US 11,797,902 B2
Processing data utilizing a corpus
Jayant Swamy, Bangalore (IN); Brajesh De, Bangalore (IN); Unmesh Salgaonkar, Chennai (IN); Dhanashree Dalal, Pune (IN); Sanjeev Vohra, Bangalore (IN); Sankar Natarajan, Chennai (IN); and Anitha Nayar, Bangalore (IN)
Assigned to Accenture Global Solutions Limited, Dublin (IE)
Filed by Accenture Global Solutions Limited, Dublin (IE)
Filed on Jun. 10, 2019, as Appl. No. 16/435,785.
Claims priority of application No. 201841043226 (IN), filed on Nov. 16, 2018.
Prior Publication US 2020/0160190 A1, May 21, 2020
Int. Cl. G06F 40/279 (2020.01); G06F 40/49 (2020.01); G06N 20/00 (2019.01); G06Q 10/0637 (2023.01); G06N 5/022 (2023.01); G06F 18/21 (2023.01); G06F 18/214 (2023.01); G06F 18/2415 (2023.01)

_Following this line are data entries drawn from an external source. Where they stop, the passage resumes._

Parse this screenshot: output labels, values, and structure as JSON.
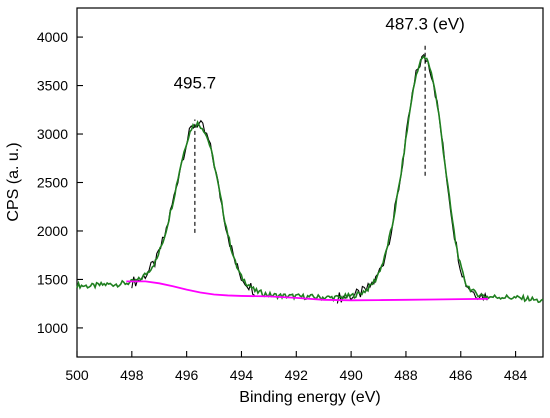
{
  "chart_data": {
    "type": "line",
    "xlabel": "Binding energy (eV)",
    "ylabel": "CPS (a. u.)",
    "xlim": [
      500,
      483
    ],
    "ylim": [
      700,
      4300
    ],
    "x_reversed": true,
    "xticks": [
      500,
      498,
      496,
      494,
      492,
      490,
      488,
      486,
      484
    ],
    "yticks": [
      1000,
      1500,
      2000,
      2500,
      3000,
      3500,
      4000
    ],
    "colors": {
      "raw": "#000000",
      "fit": "#1f7f1f",
      "background": "#ff00ff",
      "marker": "#000000"
    },
    "series": [
      {
        "key": "fit",
        "values": [
          [
            500,
            1440
          ],
          [
            499.5,
            1430
          ],
          [
            499,
            1448
          ],
          [
            498.5,
            1452
          ],
          [
            498,
            1470
          ],
          [
            497.7,
            1500
          ],
          [
            497.4,
            1580
          ],
          [
            497.1,
            1700
          ],
          [
            496.8,
            1950
          ],
          [
            496.5,
            2300
          ],
          [
            496.2,
            2700
          ],
          [
            496.0,
            2920
          ],
          [
            495.8,
            3080
          ],
          [
            495.6,
            3110
          ],
          [
            495.4,
            3060
          ],
          [
            495.2,
            2930
          ],
          [
            495.0,
            2700
          ],
          [
            494.8,
            2400
          ],
          [
            494.6,
            2100
          ],
          [
            494.4,
            1850
          ],
          [
            494.2,
            1650
          ],
          [
            494.0,
            1520
          ],
          [
            493.5,
            1380
          ],
          [
            493.0,
            1340
          ],
          [
            492.5,
            1330
          ],
          [
            492.0,
            1325
          ],
          [
            491.5,
            1320
          ],
          [
            491.0,
            1315
          ],
          [
            490.5,
            1312
          ],
          [
            490.0,
            1330
          ],
          [
            489.7,
            1350
          ],
          [
            489.4,
            1400
          ],
          [
            489.1,
            1500
          ],
          [
            488.8,
            1700
          ],
          [
            488.5,
            2050
          ],
          [
            488.2,
            2550
          ],
          [
            488.0,
            2950
          ],
          [
            487.8,
            3350
          ],
          [
            487.6,
            3650
          ],
          [
            487.4,
            3790
          ],
          [
            487.2,
            3760
          ],
          [
            487.0,
            3550
          ],
          [
            486.8,
            3200
          ],
          [
            486.6,
            2750
          ],
          [
            486.4,
            2300
          ],
          [
            486.2,
            1900
          ],
          [
            486.0,
            1620
          ],
          [
            485.8,
            1450
          ],
          [
            485.5,
            1360
          ],
          [
            485.0,
            1320
          ],
          [
            484.5,
            1320
          ],
          [
            484.0,
            1310
          ],
          [
            483.5,
            1300
          ],
          [
            483.0,
            1270
          ]
        ]
      },
      {
        "key": "background",
        "values": [
          [
            498.2,
            1480
          ],
          [
            497.5,
            1480
          ],
          [
            497.0,
            1460
          ],
          [
            496.5,
            1430
          ],
          [
            496.0,
            1395
          ],
          [
            495.5,
            1365
          ],
          [
            495.0,
            1345
          ],
          [
            494.5,
            1335
          ],
          [
            494.0,
            1330
          ],
          [
            493.0,
            1325
          ],
          [
            492.0,
            1310
          ],
          [
            491.0,
            1290
          ],
          [
            490.0,
            1285
          ],
          [
            489.0,
            1287
          ],
          [
            488.0,
            1290
          ],
          [
            487.0,
            1293
          ],
          [
            486.0,
            1297
          ],
          [
            485.0,
            1300
          ]
        ]
      }
    ],
    "raw_segments": [
      [
        498.2,
        493.3
      ],
      [
        490.8,
        485.0
      ]
    ],
    "peak_lines": [
      {
        "x": 495.7,
        "y_from": 1980,
        "y_to": 3150
      },
      {
        "x": 487.3,
        "y_from": 2570,
        "y_to": 3930
      }
    ],
    "annotations": [
      {
        "text": "495.7",
        "x": 495.7,
        "y": 3470
      },
      {
        "text": "487.3 (eV)",
        "x": 487.3,
        "y": 4080
      }
    ]
  }
}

CPC G06Q 10/0637 (2013.01) [G06F 18/217 (2023.01); G06F 18/2148 (2023.01); G06F 18/2415 (2023.01); G06F 40/279 (2020.01); G06F 40/49 (2020.01); G06N 5/022 (2013.01); G06N 20/00 (2019.01)] 20 Claims
OG exemplary drawing
 
1. A method, comprising:
accessing, by a device and utilizing a backend-as-a-service (BaaS) platform application programming interface (API), one or more data sources associated with an organization;
receiving, by the device and utilizing the BaaS platform, data stored in the one or more data sources after accessing the one or more data sources including one or more corpuses associated with the data stored in a knowledge graph;
processing, by the device and utilizing one or more data feature models, the data received from the one or more data sources to identify types of data included in the data based on a contextualization of the data to at least one of:
the organization,
an industry associated with the organization, or
various industries or organizations;
portioning, by the device, a set of data from an enterprise data storage associated with the organization into a training set, a validation set, and a test set;
training, by the device, one or more machine learning models based on the training set;
performing, by the device and after identifying the types of data included in the data, multiple analyses of the data utilizing the one or more corpuses and:
the one or more data feature models, and
the one or more machine learning models,
wherein the one or more corpuses include information that identifies formatting rules associated with the data, value ranges associated with the data, tolerances associated with the data, and expected data elements that are expected to be included in the data,
wherein the multiple analyses include:
a first analysis of a completeness of the data to determine whether data elements are missing from the data based on the expected data elements,
a second analysis of a uniqueness of the data,
a third analysis of an accuracy of the data based on the tolerances and the value ranges, and
a fourth analysis of a validity of the data based on the formatting rules, and
wherein performing the multiple analyses comprises:
performing binary recursive partitioning to split the data into partitions or branches, and
determining, based on the partitions or the branches, results of the multiple analyses; and
performing, by the device, one or more actions based on a respective result of the results of the multiple analyses.